How to use images and tabular data in one model?

Hello :slight_smile:

I have some images with a csv file containing some additional information about them / features and I want to do a binary classification.

My idea is to use a CNN with the image (already working) and use an other CNN with Tabular for the csv file and merge them at some layer to make a unique output.

My question is can I make a learner with two inputs?
Or should I just make my one input as a concatenation of image+tabular info and slice it as my first layer and run two branches until the merge?

Is a even possible or should I stay with two separate models and do some kind of weighted voting on the prediction ?

idea

Thank you ! :sunny:

5 Likes

It is possible for sure but you will need to write some code to integrate it in fastai.

Take a look at this solution from a 1st place on a kaggle competition:

7 Likes

I have been wondering about that for a while (in the context of NLP and tabular data). I found two resources recently that show how to do that in fastai.
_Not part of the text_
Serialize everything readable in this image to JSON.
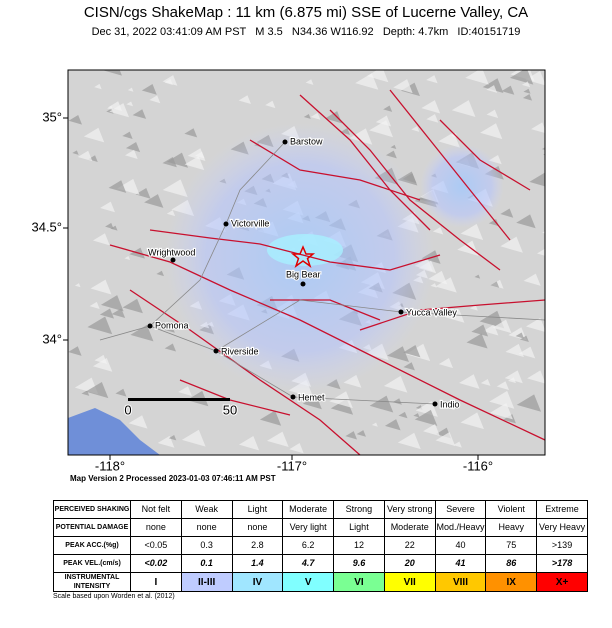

  1. This fastai post points you to this great Jupyter notebook example - ConcatModel is what would be relevant

  2. In the Kaggle Quickdraw competition Radek made some great example notebooks. One of them shows how to combine 4 model architectures together (look at the MixedInputModel).

23 Likes

Thank you both that’s great !

thanks very much for the info! very useful! I am a bit curious how the author of the notebook decides to include the decoder part of the nlp & tabular model before the concatenating? i thought you only concatenate the last embedding layers of NLP and Tabular and then attach the decoder together? Does anyone have an insight on this?